The TIMIT database structure is encoded in the directory sturcture:

basedir
TEST/TRAIN
Regional accent index (1 to 8)
Speakers (one directory per speaker)

Sentences (one file per sentence)

Parameters
  • sentences ((list)) – A list containing the sentences to which we want to restrict the corpus Example: sentences=[‘SA1’,’SA2’]

  • dialect_region ((list of int)) – A list to which we restrict the dialect regions Example: dialect_region=[1, 4, 5]

  • speakers ((list)) – A list of speakers acronym to which we want to restrict the corpus Example: speakers=[‘AKS0’]

  • sex ((string)) – Restrict to a single sex: ‘F’ for female, ‘M’ for male

get_word(d, w, index=0)

return instance index of word w from group (test or train) d

class pyroomacoustics.datasets.timit.Word(word, boundaries, data, fs, phonems=None)

Bases: object

A class used for words of the TIMIT corpus

word

The spelling of the word

Type

str

boundaries

The limits of the word within the sentence

Type

list

samples

A view on the sentence samples containing the word

Type

array_like

fs

The sampling frequency

Type

int

phonems

A list of phones contained in the word

Type

list

features

A feature array (e.g. MFCC coefficients)

Type

array_like

Parameters
  • word (str) – The spelling of the word

  • boundaries (list) – The limits of the word within the sentence

  • data (array_like) – The nd-array that contains all the samples of the sentence

  • fs (int) – The sampling frequency

  • phonems (list, optional) – A list of phones contained in the word

mfcc(frame_length=1024, hop=512)

compute the mel-frequency cepstrum coefficients of the word samples

play()

Play the sound sample

plot()

Tools and Helpers

Base Class

Base class for some data corpus and the samples it contains.

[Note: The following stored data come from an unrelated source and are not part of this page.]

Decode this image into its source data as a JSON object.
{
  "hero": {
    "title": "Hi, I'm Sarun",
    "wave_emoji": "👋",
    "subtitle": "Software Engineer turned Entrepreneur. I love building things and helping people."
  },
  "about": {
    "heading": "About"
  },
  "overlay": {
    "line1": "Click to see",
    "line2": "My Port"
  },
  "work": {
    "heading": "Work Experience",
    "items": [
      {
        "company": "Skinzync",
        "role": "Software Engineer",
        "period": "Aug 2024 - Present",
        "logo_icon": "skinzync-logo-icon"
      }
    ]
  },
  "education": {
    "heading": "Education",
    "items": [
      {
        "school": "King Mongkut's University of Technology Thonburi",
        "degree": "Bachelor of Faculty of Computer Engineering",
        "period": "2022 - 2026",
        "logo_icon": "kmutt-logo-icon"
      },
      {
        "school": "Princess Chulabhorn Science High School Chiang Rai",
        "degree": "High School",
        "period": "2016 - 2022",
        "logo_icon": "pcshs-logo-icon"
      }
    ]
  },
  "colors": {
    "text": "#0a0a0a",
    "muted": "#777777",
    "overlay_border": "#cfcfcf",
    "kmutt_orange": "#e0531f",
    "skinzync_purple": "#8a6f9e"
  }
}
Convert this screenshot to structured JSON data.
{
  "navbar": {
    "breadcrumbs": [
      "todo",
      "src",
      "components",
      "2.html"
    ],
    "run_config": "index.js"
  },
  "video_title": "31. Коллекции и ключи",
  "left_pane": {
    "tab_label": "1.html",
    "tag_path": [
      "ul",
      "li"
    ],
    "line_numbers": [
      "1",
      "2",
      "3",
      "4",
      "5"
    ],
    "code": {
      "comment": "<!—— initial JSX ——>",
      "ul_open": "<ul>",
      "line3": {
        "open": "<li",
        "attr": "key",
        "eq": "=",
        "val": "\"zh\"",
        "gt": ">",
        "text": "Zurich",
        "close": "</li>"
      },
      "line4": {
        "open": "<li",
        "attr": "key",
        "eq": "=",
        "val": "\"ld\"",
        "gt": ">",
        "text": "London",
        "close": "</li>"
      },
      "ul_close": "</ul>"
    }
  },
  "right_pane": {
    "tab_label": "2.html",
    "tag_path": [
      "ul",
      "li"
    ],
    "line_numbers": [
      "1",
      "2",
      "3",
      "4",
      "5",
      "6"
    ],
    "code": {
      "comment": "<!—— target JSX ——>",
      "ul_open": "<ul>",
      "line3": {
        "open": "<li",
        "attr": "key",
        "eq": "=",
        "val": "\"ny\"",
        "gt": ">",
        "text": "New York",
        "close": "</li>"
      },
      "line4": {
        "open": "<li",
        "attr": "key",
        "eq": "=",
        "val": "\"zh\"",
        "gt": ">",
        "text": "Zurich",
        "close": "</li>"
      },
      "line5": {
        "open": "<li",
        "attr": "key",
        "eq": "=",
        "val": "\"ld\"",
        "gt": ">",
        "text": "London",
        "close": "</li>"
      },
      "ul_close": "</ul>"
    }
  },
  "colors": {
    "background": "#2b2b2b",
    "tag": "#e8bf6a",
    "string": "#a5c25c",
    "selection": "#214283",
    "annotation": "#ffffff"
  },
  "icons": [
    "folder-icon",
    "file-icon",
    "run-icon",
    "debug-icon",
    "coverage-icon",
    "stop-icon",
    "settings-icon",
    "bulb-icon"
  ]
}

class pyroomacoustics.datasets.base.AudioSample(data, fs, **kwargs)

Bases: Sample

We add some methods specific to display and listen to audio samples. The sampling frequency of the samples is an extra parameter.

For multichannel audio, we assume the same format used by `scipy.io.wavfile <https://docs.scipy.org/doc/scipy-0.14.0/reference/io.html#module-scipy.io.wavfile>`_, that is data is then a 2D array with each column being a channel.

data

The actual data

Type

array_like

fs

The sampling frequency of the input signal

Type

int

meta

An object containing the sample metadata. They can be accessed using the dot operator

Type

pyroomacoustics.datasets.Meta

play(**kwargs)

Play the sound sample. This function uses the sounddevice package for playback.

It takes the same keyword arguments as sounddevice.play.

plot(NFFT=512, noverlap=384, **kwargs)

Plot the spectrogram of the audio sample.

It takes the same keyword arguments as matplotlib.pyplot.specgram.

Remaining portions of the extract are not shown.